Mr. CONSTANDY. He is going to come to you?
General REBH. To the district engineer.
Mr. BERGE. Yes.

Mr. CONSTANDY. You will provide whatever services that used to be provided by the regional office ?

General REBH. That is correct.
Mr. CONSTANDY. This is even for those matters under $2,000 ?

Mr. BERGE. Where it is the responsibility of the lessor, yes; we will have to go to him. But this is over $2,000 under the agreement.

Mr. CONSTANDY. Just on those over $2,000. Then the problem still exists relative to the work that will be under $2,000 where he used to go to the regional office. You do not know what provisions have been made to handle that?

General Rebh. The local postmaster is supposed to handle that.

Mr. CONSTANDY. Assuming that he has the kind of problem that we are talking about, where the owner will not make the repair—it is a minor thing, but a big irritation to him. He has to go to somebody to get a lawyer. He has to go to somebody to be able to negotiate the change in rental payment. As I understand it, you are going to submit to the Post Office a list of checks that should be made out for the payment of rent, is that right?

Mr. BERGE. The Postal Service will pay the rent.

Mr. CONSTANDY. But based on information that you give them?
Mr. BERGE. That is correct, sir.

Mr. CONSTANDY. If a local postmaster has the problem of getting an air-conditioning unit repaired, and it is under $2,000, I am trying to see how he will end up with you if there need be a reduction in the rent because of the failure of the owner to provide that maintenance which he contracted to provide; does it not come back to you if it is under $2,000? Mr. BERGE.

That is correct. In that type of situation, we would have to advise the Postal Service to withhold the rental.

Mr. CONSTANDY. You will be dealing with the postmasters, even on things under $2,000?

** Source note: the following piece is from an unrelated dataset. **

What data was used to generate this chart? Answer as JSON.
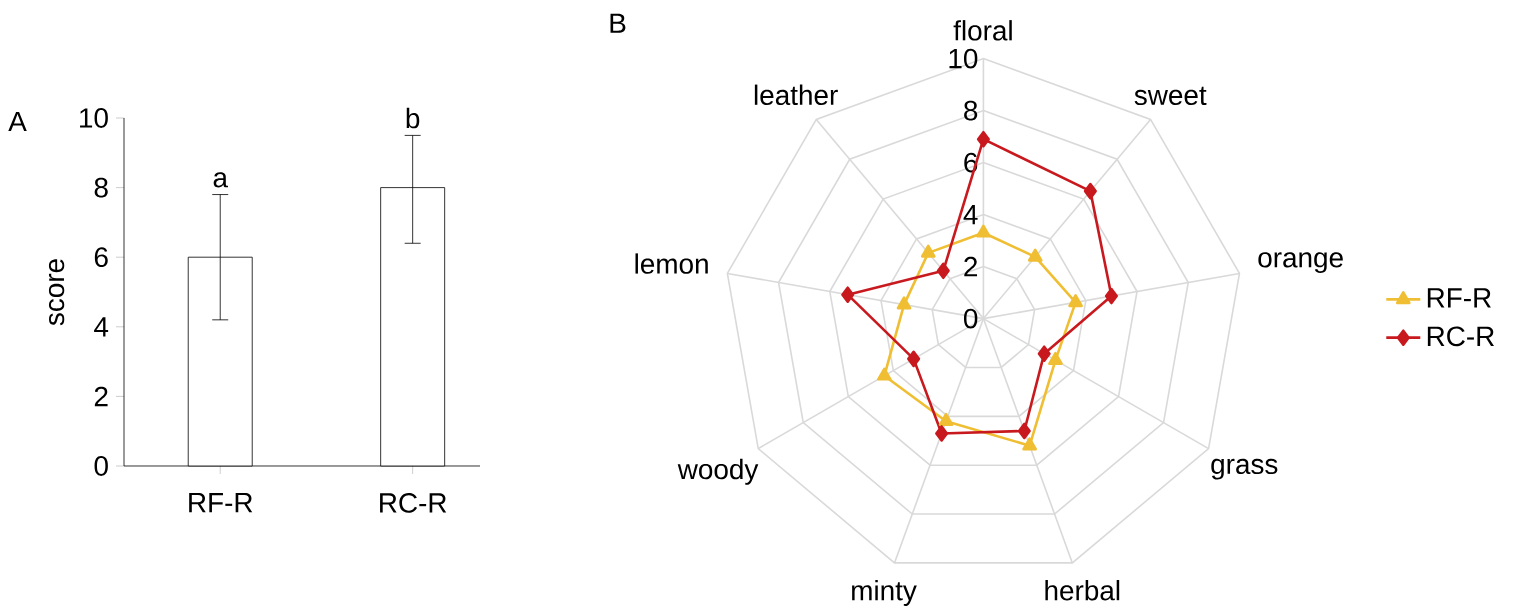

Mr. BERGE. In the illustration you gave where the lessor will not do it, and he is obligated to, yes, we would have to, and if the lessor refuses to do it, to do this minor repair, or repair the air-conditioning unit, and if he refuses to do it, yes, the Corps of Engineers would have to advise him that it was his responsibility, and we will withhold rent, that is correct.

Mr. CONSTANDY. Are you aware at times an employee of the U.S. Government in the Post Office Department has been employed at the same time by the owner of the building for the maintenance ?

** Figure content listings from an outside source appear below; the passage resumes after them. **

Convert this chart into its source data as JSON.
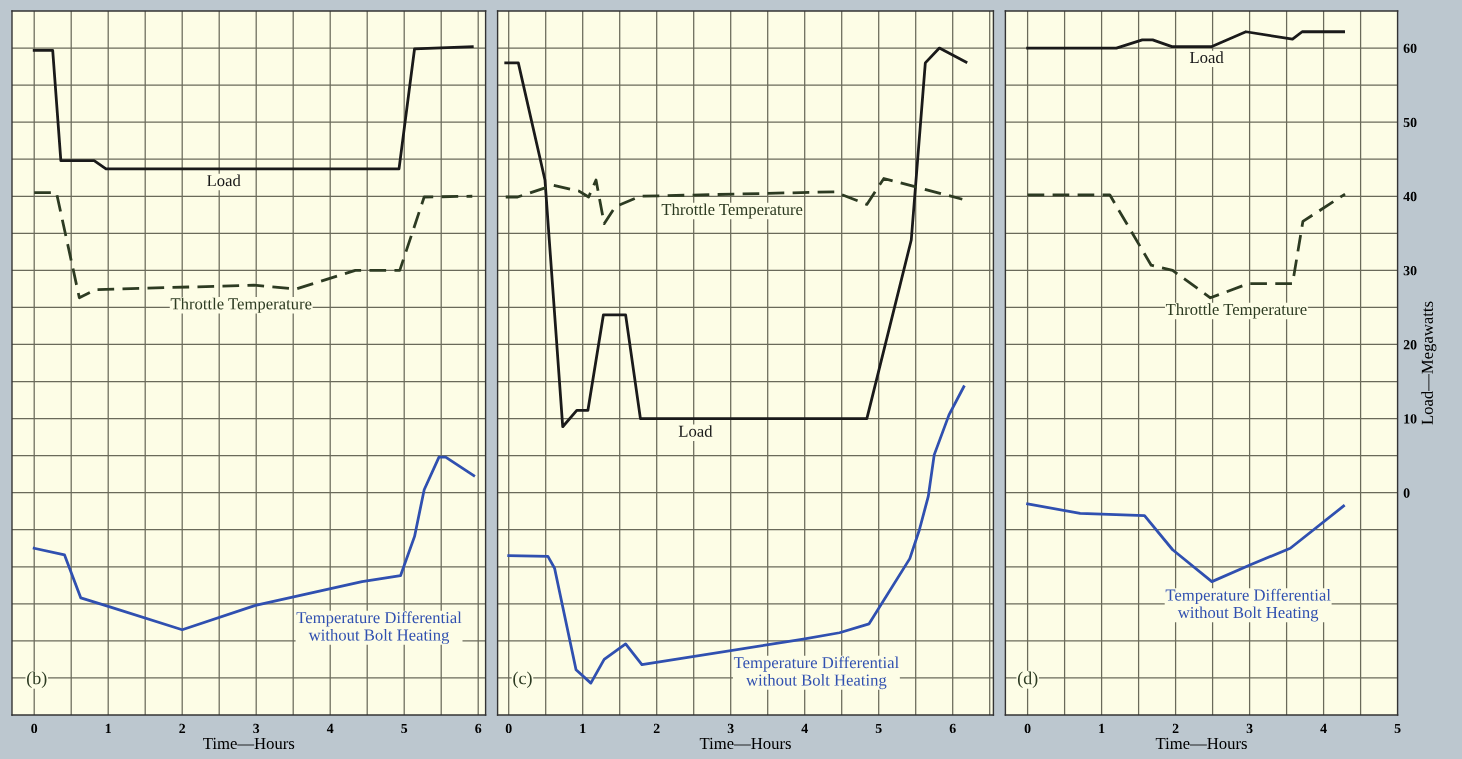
{
  "chart_data": [
    {
      "type": "line",
      "xlabel": "Time—Hours",
      "xlim": [
        -0.3,
        6.1
      ],
      "ylim": [
        -30,
        65
      ],
      "xticks": [
        0,
        {
          "value": 0.5,
          "label": null
        },
        1,
        {
          "value": 1.5,
          "label": null
        },
        2,
        {
          "value": 2.5,
          "label": null
        },
        3,
        {
          "value": 3.5,
          "label": null
        },
        4,
        {
          "value": 4.5,
          "label": null
        },
        5,
        {
          "value": 5.5,
          "label": null
        },
        6
      ],
      "yticks": [
        {
          "value": -25,
          "label": null
        },
        {
          "value": -20,
          "label": null
        },
        {
          "value": -15,
          "label": null
        },
        {
          "value": -10,
          "label": null
        },
        {
          "value": -5,
          "label": null
        },
        0,
        {
          "value": 5,
          "label": null
        },
        10,
        {
          "value": 15,
          "label": null
        },
        20,
        {
          "value": 25,
          "label": null
        },
        30,
        {
          "value": 35,
          "label": null
        },
        40,
        {
          "value": 45,
          "label": null
        },
        50,
        {
          "value": 55,
          "label": null
        },
        60
      ],
      "tick_labels": "x",
      "grid": true,
      "series": [
        {
          "name": "Load",
          "color": "#1a1a1a",
          "line_style": "solid",
          "x": [
            0,
            0.25,
            0.36,
            0.81,
            0.97,
            4.93,
            5.14,
            5.92
          ],
          "values": [
            59.7,
            59.7,
            44.8,
            44.8,
            43.7,
            43.7,
            59.9,
            60.2
          ]
        },
        {
          "name": "Throttle Temperature",
          "color": "#2d3b22",
          "line_style": "dashed",
          "x": [
            0,
            0.3,
            0.61,
            0.83,
            2.97,
            3.54,
            4.34,
            4.94,
            5.27,
            5.92
          ],
          "values": [
            40.5,
            40.5,
            26.3,
            27.4,
            28.0,
            27.5,
            30.0,
            30.0,
            39.9,
            40.0
          ]
        },
        {
          "name": "Temperature Differential\nwithout Bolt Heating",
          "color": "#3050b0",
          "line_style": "solid",
          "x": [
            0,
            0.41,
            0.63,
            0.99,
            2.0,
            2.99,
            4.43,
            4.95,
            5.14,
            5.27,
            5.47,
            5.56,
            5.94
          ],
          "values": [
            -7.5,
            -8.4,
            -14.2,
            -15.3,
            -18.5,
            -15.2,
            -12.0,
            -11.2,
            -5.9,
            0.4,
            4.8,
            4.8,
            2.3
          ]
        }
      ],
      "annotations": [
        "(b)"
      ]
    },
    {
      "type": "line",
      "xlabel": "Time—Hours",
      "xlim": [
        -0.15,
        6.55
      ],
      "ylim": [
        -30,
        65
      ],
      "xticks": [
        0,
        {
          "value": 0.5,
          "label": null
        },
        1,
        {
          "value": 1.5,
          "label": null
        },
        2,
        {
          "value": 2.5,
          "label": null
        },
        3,
        {
          "value": 3.5,
          "label": null
        },
        4,
        {
          "value": 4.5,
          "label": null
        },
        5,
        {
          "value": 5.5,
          "label": null
        },
        6,
        {
          "value": 6.5,
          "label": null
        }
      ],
      "yticks": [
        {
          "value": -25,
          "label": null
        },
        {
          "value": -20,
          "label": null
        },
        {
          "value": -15,
          "label": null
        },
        {
          "value": -10,
          "label": null
        },
        {
          "value": -5,
          "label": null
        },
        0,
        {
          "value": 5,
          "label": null
        },
        10,
        {
          "value": 15,
          "label": null
        },
        20,
        {
          "value": 25,
          "label": null
        },
        30,
        {
          "value": 35,
          "label": null
        },
        40,
        {
          "value": 45,
          "label": null
        },
        50,
        {
          "value": 55,
          "label": null
        },
        60
      ],
      "tick_labels": "x",
      "grid": true,
      "series": [
        {
          "name": "Load",
          "color": "#1a1a1a",
          "line_style": "solid",
          "x": [
            -0.04,
            0.13,
            0.49,
            0.73,
            0.92,
            1.07,
            1.28,
            1.58,
            1.78,
            4.84,
            5.44,
            5.63,
            5.82,
            6.18
          ],
          "values": [
            58.0,
            58.0,
            42.2,
            8.9,
            11.1,
            11.1,
            24.0,
            24.0,
            10.0,
            10.0,
            34.1,
            58.0,
            60.0,
            58.1
          ]
        },
        {
          "name": "Throttle Temperature",
          "color": "#2d3b22",
          "line_style": "dashed",
          "x": [
            -0.04,
            0.12,
            0.6,
            0.95,
            1.08,
            1.18,
            1.29,
            1.44,
            1.78,
            4.4,
            4.84,
            5.07,
            6.13
          ],
          "values": [
            39.9,
            39.9,
            41.5,
            40.7,
            39.9,
            42.2,
            36.3,
            38.6,
            40.0,
            40.6,
            38.9,
            42.4,
            39.6
          ]
        },
        {
          "name": "Temperature Differential\nwithout Bolt Heating",
          "color": "#3050b0",
          "line_style": "solid",
          "x": [
            0,
            0.53,
            0.62,
            0.91,
            1.11,
            1.29,
            1.58,
            1.8,
            3.96,
            4.47,
            4.87,
            5.42,
            5.55,
            5.67,
            5.75,
            5.95,
            6.15
          ],
          "values": [
            -8.5,
            -8.6,
            -10.2,
            -23.9,
            -25.7,
            -22.5,
            -20.4,
            -23.2,
            -19.8,
            -18.9,
            -17.7,
            -8.9,
            -5.0,
            -0.5,
            5.1,
            10.5,
            14.3
          ]
        }
      ],
      "annotations": [
        "(c)"
      ]
    },
    {
      "type": "line",
      "xlabel": "Time—Hours",
      "ylabel": "Load—Megawatts",
      "xlim": [
        -0.3,
        5
      ],
      "ylim": [
        -30,
        65
      ],
      "xticks": [
        0,
        {
          "value": 0.5,
          "label": null
        },
        1,
        {
          "value": 1.5,
          "label": null
        },
        2,
        {
          "value": 2.5,
          "label": null
        },
        3,
        {
          "value": 3.5,
          "label": null
        },
        4,
        {
          "value": 4.5,
          "label": null
        },
        5
      ],
      "yticks": [
        {
          "value": -25,
          "label": null
        },
        {
          "value": -20,
          "label": null
        },
        {
          "value": -15,
          "label": null
        },
        {
          "value": -10,
          "label": null
        },
        {
          "value": -5,
          "label": null
        },
        0,
        {
          "value": 5,
          "label": null
        },
        10,
        {
          "value": 15,
          "label": null
        },
        20,
        {
          "value": 25,
          "label": null
        },
        30,
        {
          "value": 35,
          "label": null
        },
        40,
        {
          "value": 45,
          "label": null
        },
        50,
        {
          "value": 55,
          "label": null
        },
        60
      ],
      "grid": true,
      "series": [
        {
          "name": "Load",
          "color": "#1a1a1a",
          "line_style": "solid",
          "x": [
            0,
            1.2,
            1.55,
            1.69,
            1.95,
            2.49,
            2.95,
            3.58,
            3.71,
            4.27
          ],
          "values": [
            60.0,
            60.0,
            61.1,
            61.1,
            60.2,
            60.2,
            62.2,
            61.2,
            62.2,
            62.2
          ]
        },
        {
          "name": "Throttle Temperature",
          "color": "#2d3b22",
          "line_style": "dashed",
          "x": [
            0,
            1.11,
            1.67,
            1.96,
            2.47,
            2.98,
            3.58,
            3.72,
            4.29
          ],
          "values": [
            40.2,
            40.2,
            30.7,
            30.0,
            26.3,
            28.2,
            28.2,
            36.6,
            40.3
          ]
        },
        {
          "name": "Temperature Differential\nwithout Bolt Heating",
          "color": "#3050b0",
          "line_style": "solid",
          "x": [
            0,
            0.71,
            1.58,
            1.96,
            2.49,
            3.02,
            3.55,
            4.27
          ],
          "values": [
            -1.5,
            -2.8,
            -3.1,
            -7.7,
            -12.0,
            -9.7,
            -7.5,
            -1.8
          ]
        }
      ],
      "annotations": [
        "(d)"
      ]
    }
  ]
}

Mr. BERGE. I was not aware of that, sir; no.
Mr. CONSTANDY. How does that concept strike you?
Mr. BERGE. Where the Postal employee was

Mr. CONSTANDY. Was also an employee of the owner of the building charged with the responsibility of resolving minor maintenance problems. Mr. BERGE. Well, we do not operate that way, I will say that.

. Mr. CONSTANDY. I am only bringing it up to suggest that you are undertaking something, the ramifications of which have not really been clear to you. I will read you from an internal audit report of the Post Office Department dated July 19, 1969. It is No. 846, and it is an audit of the St. Louis region.

One section reads, under the heading conflict of interest, which is a term a person could use for such a thing:

An apparent conflict of interest exists where Post Office maintenance employee is also part time maintenance employee of the lessor. Postal Manual 742.621A states that an employee shall not engage in outside employment or other outside activity not compatible with the full and proper discharge of the duties and responsibilities of the Government employment or otherwise prohibited by the law. The Post Office maintenance employee-

I do not think it is necessary to mention the name of the place, Mr. Chairmanwas a part time employee of the building lessor.

The Postal employee's basic duties included maintenance and cleaning of the building. As part time employee of the lessor, he made necessary repairs which were the lessor's responsibility under the lease provisions. We believe that the region should review the circumstances cited above, and a possible conflict of interest. If ruled there was no conflict of interest, the determination should be made a matter of record.

Under the heading recommendation: We recommend that the region review the circumstances cited above to resolve the apparent conflict of interest.